EVs sales is still the lion's share of revenue, but any of these divisions could be a stand-alone business. (maybe not the solar panels, which hasn't done well at all)
"By 2030" is a long time away for a company that was close to bankruptcy about 6 years ago - anything can happen. Full-self driving is also 5 years away if you believe Musk - it's been 5 years away for the last 10 years, though. The first article you cited is basically quoting Tesla marketing material.
Here's the objective picture today (as of end of 2023): TSLA has $74.2 billion in revenue from being a car company. TLSA has $4.8 billion in revenue from energy production and storage. Gross profit is the same story for the two segments - $16 billion and $1 billion respectively. Margins are not dramatically different.

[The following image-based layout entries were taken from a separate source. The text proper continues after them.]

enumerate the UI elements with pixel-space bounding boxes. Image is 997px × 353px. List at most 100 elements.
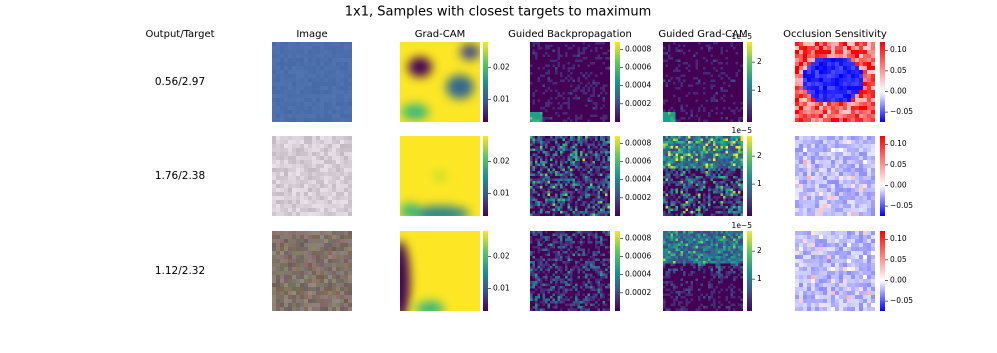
pixel bbox=[558, 151, 561, 154]
pixel bbox=[686, 154, 689, 157]
pixel bbox=[284, 114, 288, 118]
pixel bbox=[565, 100, 568, 103]
pixel bbox=[336, 58, 340, 62]
pixel bbox=[555, 100, 558, 103]
pixel bbox=[713, 85, 716, 88]
pixel bbox=[693, 82, 696, 85]
pixel bbox=[726, 166, 729, 169]
pixel bbox=[693, 176, 696, 179]
pixel bbox=[324, 152, 328, 156]
pixel bbox=[288, 42, 292, 46]
pixel bbox=[827, 106, 831, 110]
pixel bbox=[863, 46, 867, 50]
pixel bbox=[688, 77, 691, 80]
pixel bbox=[723, 90, 726, 93]
pixel bbox=[560, 95, 563, 98]
pixel bbox=[671, 95, 674, 98]
pixel bbox=[340, 140, 344, 144]
panel bbox=[400, 136, 480, 222]
pixel bbox=[703, 115, 706, 118]
pixel bbox=[701, 179, 704, 182]
pixel bbox=[320, 42, 324, 46]
pixel bbox=[583, 169, 586, 172]
pixel bbox=[678, 90, 681, 93]
pixel bbox=[847, 74, 851, 78]
pixel bbox=[696, 67, 699, 70]
pixel bbox=[312, 208, 316, 212]
pixel bbox=[563, 206, 566, 209]
pixel bbox=[548, 50, 551, 53]
pixel bbox=[553, 169, 556, 172]
pixel bbox=[608, 120, 611, 123]
pixel bbox=[332, 144, 336, 148]
pixel bbox=[530, 194, 533, 197]
pixel bbox=[533, 45, 536, 48]
pixel bbox=[320, 90, 324, 94]
pixel bbox=[280, 168, 284, 172]
pixel bbox=[312, 188, 316, 192]
pixel bbox=[595, 146, 598, 149]
pixel bbox=[550, 189, 553, 192]
pixel bbox=[533, 206, 536, 209]
pixel bbox=[558, 45, 561, 48]
colorbar-tick-label: −0.05 bbox=[890, 107, 913, 116]
pixel bbox=[716, 120, 719, 123]
pixel bbox=[324, 140, 328, 144]
pixel bbox=[545, 50, 548, 53]
pixel bbox=[312, 58, 316, 62]
pixel bbox=[686, 42, 689, 45]
pixel bbox=[533, 189, 536, 192]
pixel bbox=[600, 206, 603, 209]
pixel bbox=[711, 70, 714, 73]
pixel bbox=[580, 70, 583, 73]
pixel bbox=[560, 112, 563, 115]
pixel bbox=[681, 117, 684, 120]
pixel bbox=[296, 192, 300, 196]
pixel bbox=[728, 57, 731, 60]
pixel bbox=[723, 176, 726, 179]
pixel bbox=[605, 70, 608, 73]
pixel bbox=[563, 166, 566, 169]
pixel bbox=[590, 45, 593, 48]
pixel bbox=[538, 120, 541, 123]
pixel bbox=[867, 106, 871, 110]
pixel bbox=[595, 72, 598, 75]
pixel bbox=[585, 75, 588, 78]
pixel bbox=[807, 42, 811, 46]
pixel bbox=[678, 92, 681, 95]
pixel bbox=[706, 42, 709, 45]
pixel bbox=[738, 60, 741, 63]
pixel bbox=[573, 174, 576, 177]
pixel bbox=[863, 90, 867, 94]
pixel bbox=[733, 92, 736, 95]
pixel bbox=[688, 154, 691, 157]
pixel bbox=[575, 171, 578, 174]
pixel bbox=[726, 120, 729, 123]
pixel bbox=[803, 66, 807, 70]
pixel bbox=[292, 86, 296, 90]
pixel bbox=[608, 45, 611, 48]
pixel bbox=[855, 62, 859, 66]
pixel bbox=[316, 66, 320, 70]
pixel bbox=[706, 154, 709, 157]
pixel bbox=[701, 92, 704, 95]
colorbar-tick-label: 0.0004 bbox=[625, 81, 651, 90]
pixel bbox=[324, 54, 328, 58]
pixel bbox=[292, 114, 296, 118]
pixel bbox=[731, 141, 734, 144]
pixel bbox=[819, 86, 823, 90]
pixel bbox=[558, 174, 561, 177]
pixel bbox=[703, 151, 706, 154]
pixel bbox=[603, 146, 606, 149]
pixel bbox=[565, 159, 568, 162]
pixel bbox=[588, 164, 591, 167]
pixel bbox=[340, 148, 344, 152]
pixel bbox=[721, 151, 724, 154]
pixel bbox=[585, 179, 588, 182]
pixel bbox=[292, 46, 296, 50]
pixel bbox=[533, 159, 536, 162]
pixel bbox=[565, 156, 568, 159]
pixel bbox=[671, 184, 674, 187]
pixel bbox=[316, 148, 320, 152]
pixel bbox=[284, 42, 288, 46]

A hard to attain science and engineering task is often 5 years away for a long time until 5 years before it is actually delivered. Unlike building widgets building something never done before entails an awful lot of hard to estimate work. Anyone doing software engineering should be familiar with this.
The “5 years for 10 years” meme seems to be confusing a lack of accuracy when giving a precise answer to a difficult to estimate task for either foolishness or fraud, or perhaps both. To me it reads like every software and research estimate I’ve ever seen - a sliding estimate on something you know will deliver but hard to pin down exactly all the unknowables are worked out.
A more honest estimate is "we don't know how long it will take." Guessing that things are 5 years away is borderline fraud when you have no idea how long it will take (eg an uncertain, massive R&D project).
To be fair to you, it was actually "next year" for about 5 of the 10 years that Tesla was promising self-driving, which is a different story (likely actually fraud).
Did you check Tesla valuation to put up against those revenues ?
Even after the recent plunge (it's only a beginning) it's valued at $460B.
$6-12B of best case projected revenue, with low margins, by 2030 is meaningless for a company with this kind of valuation, to say it politely.
Tesla valuation was justified by a myriad of promises from Musk, and analysts that started to believe that sales of EVs will grow by 50% each year for the next 10 years.
Market cap isn't the same thing as revenue. Their annual car revenue is somewhere in the neighborhood of $100B a year, which still is the lion's share, but anything that generates 5-10% of revenue isn't something to ignore, especially when you have a couple of those. Apple's Mac sales are only 15% of their iPhone revenues, for example.